Facebook confirmed April 5 that it has purchased Divvyshot, which lets groups of people upload photos to the Web, share them and edit them, for an undisclosed sum.
Divvyshot’s technology groups its 40,000 users’ photos into collections called “events,” allowing multiple people to contribute to one so that users don’t have to publish pictures as separate albums. Pictures uploaded by friends automatically appear in the events that have been created or joined.
Facebook will apply Divvyshot’s approach to online photo sharing to its Facebook Photos service, which has gotten a speed increase and a refresh as part of the company’s homepage redesign.
Facebook confirmed the buy, which came a month after Google acquired Web photo editing service Picnik, but was vague about details.
“We recently completed a small talent acquisition involving the team at Divvyshot,” a Facebook spokesperson told eWEEK. “We’ve admired the engineering team’s efforts for some time now and this is part of our ongoing effort to add strong talent to help drive the company forward in its efforts to be the central way for people to connect and share information.”
Divvyshot founder Sam Odio announced the Facebook deal on his company’s blog April 2, noting that he, Designer Michael Yuan and Developer Paul Carduner would be joining Facebook as engineers to work on Facebook Photos.
He added that Divvyshot would be winding down the Website’s operations, thus underscoring that Facebook’s move was about talent rather than propelling the Divvyshot service.
However, Odio strongly implied that Divvyshot’s method would continue to exist in some fashion, even if the destination, the user experience and some of the code would be different.
“We know many of our users will have mixed feelings about this move,” Odio said. “While this means Divvyshot as you know it will cease to exist, it’s important to realize that our unique approach to photos will live on. This is an opportunity to touch hundreds of millions of users with the best parts of our product. That’s something we hope you can get behind.”
Selling out to large companies for scale is a common move in Silicon Valley, where startups impress corporate development teams at larger companies before getting snapped up.
Aardvark, for example, was a social search engine before Google acquired it. Aardvark CEO Max Ventilla said at the time the deal would help the service reach a scale it wouldn’t be able to reach on its own.

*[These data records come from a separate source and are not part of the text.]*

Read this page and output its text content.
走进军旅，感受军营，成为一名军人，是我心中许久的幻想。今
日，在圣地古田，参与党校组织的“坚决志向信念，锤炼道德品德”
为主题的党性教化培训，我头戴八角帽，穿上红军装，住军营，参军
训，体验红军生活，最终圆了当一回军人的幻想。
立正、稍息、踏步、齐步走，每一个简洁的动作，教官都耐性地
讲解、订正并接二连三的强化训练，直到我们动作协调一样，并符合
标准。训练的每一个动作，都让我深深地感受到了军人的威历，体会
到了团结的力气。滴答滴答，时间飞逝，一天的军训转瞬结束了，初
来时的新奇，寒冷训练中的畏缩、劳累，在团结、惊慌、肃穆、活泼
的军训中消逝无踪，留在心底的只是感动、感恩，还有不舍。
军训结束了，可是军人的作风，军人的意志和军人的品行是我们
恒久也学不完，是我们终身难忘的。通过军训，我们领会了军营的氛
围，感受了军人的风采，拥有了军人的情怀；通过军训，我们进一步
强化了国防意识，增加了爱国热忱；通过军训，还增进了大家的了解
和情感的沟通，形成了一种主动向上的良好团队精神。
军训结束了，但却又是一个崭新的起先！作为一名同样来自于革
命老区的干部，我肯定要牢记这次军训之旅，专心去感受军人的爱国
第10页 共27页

This doesn’t always make it painless for users who join these often free Web services because of word of mouth, only to find the rug pulled out from under them after they’ve ceded their data to the startup’s cloud. Fortunately, this isn’t entirely the case with Divvyshot.
While no new accounts will be issued and the company’s iPhone application will no longer be available for download, Divvyshot will let users export their original-resolution photos to ease the transition off Divvyshot.